The first half of The Courier is relatively slow, though it’s interesting to see Wynne get excited about the chance to play a spy, even as he’s terrified of the responsibility and dire consequences if the Russians figure out what he’s doing. He can’t possibly tell his high-strung wife, Shiela Wynne (a terrific Jessie Buckley), who instead becomes suspicious that he’s having an affair in Russia, the only reason she can figure out why he keeps traveling to Moscow.

As the Cuban Missile Crisis develops, Penkovsky shares critical documents with MI6 and the CIA, information that helped President Kennedy craft an appropriate response to the overt threat of missiles just offshore. Until Penkovsky is caught, as we knew he would inevitably be at some point. Wynne learns that the game is up while sitting on a British Airways plane, prepared to fly back to London. He prays he’ll escape before suspicion falls on him, but instead he’s dragged off the plane by Russian military. So begins the second half of The Courier.

There’s a huge sense of inevitability about everything that happens once Wynne is arrested, from the prison confinement to the endless interrogation. Cumberbatch is such an extraordinary actor that we feel his world shatter when he enters what is likely Lubyanka Prison. As time passes, he withers away on-screen, from a well-fed businessman to a gaunt, haunted prisoner just steps away from the gulag.

Meanwhile, Donovan (Brosnahan) lobbies MI6 director Dickie Franks (Angus Wright) to pull whatever strings are necessary to get Wynne home. Franks does almost nothing, however, citing the horrible logic of the era: If they offer to trade Wynne for an unimportant Russian prisoner, the USSR will undoubtedly reject it. If they offer up a significant Russian prisoner, however, the Russians will then assume Wynne is indeed a valuable spy and interrogate him even more brutally.
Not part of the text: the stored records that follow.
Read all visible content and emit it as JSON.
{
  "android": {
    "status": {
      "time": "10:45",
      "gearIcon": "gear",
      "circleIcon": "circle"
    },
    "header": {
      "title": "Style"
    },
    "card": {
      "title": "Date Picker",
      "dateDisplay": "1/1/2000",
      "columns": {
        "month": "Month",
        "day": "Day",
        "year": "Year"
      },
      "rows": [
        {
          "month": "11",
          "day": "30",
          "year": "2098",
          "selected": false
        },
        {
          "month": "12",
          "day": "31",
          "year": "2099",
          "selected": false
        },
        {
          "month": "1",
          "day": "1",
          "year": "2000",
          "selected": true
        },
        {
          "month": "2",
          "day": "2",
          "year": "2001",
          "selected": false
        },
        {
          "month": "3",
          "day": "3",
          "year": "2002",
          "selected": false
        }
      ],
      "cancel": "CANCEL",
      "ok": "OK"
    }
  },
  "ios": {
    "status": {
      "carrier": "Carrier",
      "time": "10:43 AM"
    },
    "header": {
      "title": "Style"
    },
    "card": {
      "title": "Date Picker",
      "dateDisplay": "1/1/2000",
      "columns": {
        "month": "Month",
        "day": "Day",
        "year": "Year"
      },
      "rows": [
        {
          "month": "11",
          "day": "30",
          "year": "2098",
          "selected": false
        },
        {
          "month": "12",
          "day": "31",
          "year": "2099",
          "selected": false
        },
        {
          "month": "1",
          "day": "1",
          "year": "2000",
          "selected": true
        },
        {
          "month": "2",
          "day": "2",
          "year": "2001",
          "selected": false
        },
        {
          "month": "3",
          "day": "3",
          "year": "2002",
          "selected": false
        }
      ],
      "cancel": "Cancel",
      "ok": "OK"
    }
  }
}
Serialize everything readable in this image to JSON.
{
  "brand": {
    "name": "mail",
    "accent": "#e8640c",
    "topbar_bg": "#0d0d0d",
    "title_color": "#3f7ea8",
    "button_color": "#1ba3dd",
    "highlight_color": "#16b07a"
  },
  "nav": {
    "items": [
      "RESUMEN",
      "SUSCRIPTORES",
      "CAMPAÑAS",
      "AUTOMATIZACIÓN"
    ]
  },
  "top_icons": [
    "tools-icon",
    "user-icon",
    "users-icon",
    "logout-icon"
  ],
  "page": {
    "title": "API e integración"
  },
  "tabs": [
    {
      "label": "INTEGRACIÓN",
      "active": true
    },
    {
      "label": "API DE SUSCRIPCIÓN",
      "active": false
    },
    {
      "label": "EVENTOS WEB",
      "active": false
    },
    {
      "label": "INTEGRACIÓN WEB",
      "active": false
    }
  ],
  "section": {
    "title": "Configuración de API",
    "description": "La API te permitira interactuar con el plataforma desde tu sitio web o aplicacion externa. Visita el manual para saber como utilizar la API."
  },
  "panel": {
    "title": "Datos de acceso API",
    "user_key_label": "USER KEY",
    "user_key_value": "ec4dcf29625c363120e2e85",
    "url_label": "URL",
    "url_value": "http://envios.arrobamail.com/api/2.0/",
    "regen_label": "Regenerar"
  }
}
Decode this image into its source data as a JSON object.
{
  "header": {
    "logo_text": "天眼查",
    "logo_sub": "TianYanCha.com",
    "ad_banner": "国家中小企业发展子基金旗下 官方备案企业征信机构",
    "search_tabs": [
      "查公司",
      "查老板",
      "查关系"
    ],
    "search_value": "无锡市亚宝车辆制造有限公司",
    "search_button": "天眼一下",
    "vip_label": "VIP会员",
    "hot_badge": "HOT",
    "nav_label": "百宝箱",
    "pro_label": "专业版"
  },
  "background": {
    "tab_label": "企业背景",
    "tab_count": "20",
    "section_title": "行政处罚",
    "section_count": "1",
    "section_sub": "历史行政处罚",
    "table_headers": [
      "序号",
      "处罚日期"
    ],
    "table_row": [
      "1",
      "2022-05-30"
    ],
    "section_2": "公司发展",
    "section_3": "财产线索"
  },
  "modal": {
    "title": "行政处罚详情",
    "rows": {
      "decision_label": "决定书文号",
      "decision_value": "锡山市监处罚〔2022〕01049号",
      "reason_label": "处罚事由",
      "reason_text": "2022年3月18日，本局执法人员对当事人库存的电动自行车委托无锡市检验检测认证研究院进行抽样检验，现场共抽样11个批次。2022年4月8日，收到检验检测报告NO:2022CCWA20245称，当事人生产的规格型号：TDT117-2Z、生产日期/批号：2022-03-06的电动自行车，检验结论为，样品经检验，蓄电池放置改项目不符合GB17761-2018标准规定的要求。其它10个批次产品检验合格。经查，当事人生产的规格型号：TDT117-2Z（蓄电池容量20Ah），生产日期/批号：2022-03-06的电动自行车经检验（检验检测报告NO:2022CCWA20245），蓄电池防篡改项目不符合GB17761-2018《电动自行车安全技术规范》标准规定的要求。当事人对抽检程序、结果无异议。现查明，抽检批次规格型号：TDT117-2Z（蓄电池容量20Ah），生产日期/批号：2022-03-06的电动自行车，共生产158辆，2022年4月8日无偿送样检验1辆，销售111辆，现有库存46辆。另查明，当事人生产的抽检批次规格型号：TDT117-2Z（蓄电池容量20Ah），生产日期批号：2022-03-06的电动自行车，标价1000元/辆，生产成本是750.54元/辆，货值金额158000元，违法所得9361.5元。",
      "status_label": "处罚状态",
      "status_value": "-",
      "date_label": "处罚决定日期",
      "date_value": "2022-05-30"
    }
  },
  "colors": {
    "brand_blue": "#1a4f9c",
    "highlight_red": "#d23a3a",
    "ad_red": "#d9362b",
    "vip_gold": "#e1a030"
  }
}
A lose:lose and so characteristic of the horrible, twisted logic of the entire Cold War era.

Wynne does finally return to England after an alarmingly long time in the Russian prison, and, surprisingly, he’s gaunt, but not entirely wrecked, ready to get back to work selling factory equipment. The film closes with footage of the real Greville Wynne being interviewed after his return to England; this all really happened back in the 1960’s.

There’s a lot to like about The Courier, from its spot-on recreation of 1960’s Moscow and London to its all-around excellent performances (Cumberbatch really is a superb actor, as is Brosnahan). The film offers precious little context, however, and my 17yo daughter was clueless about the Cold War, Cuban Missile Crisis, and other historical events that are the important backdrop of the story. The film’s pacing is also rather uneven, with the first half rather slow, the middle act being quite intense, and the last third depressing with its dark inevitability. When the film ended, we all just sat without saying a word, numb.

Nonetheless, if you’re a fan of wartime drama and a student of the Cold War, there’s a lot to appreciate in The Courier. Just go into the theater (or start playing it on your home theater) knowing you’ll see a fascinating story, engaging performances, and a powerful movie that will leave you mostly thankful that the era of mutually assured paranoia is over. Hopefully.

Dad At The Movies Note: My adult children enjoyed the film, but clearly lacked a historical context. If you want to share this film with your teens, I suggest you spend a few minutes explaining the Cold War and the Cuban Missile Crisis in advance. Younger viewers are probably going to be too bored by the first half to watch the entire movie.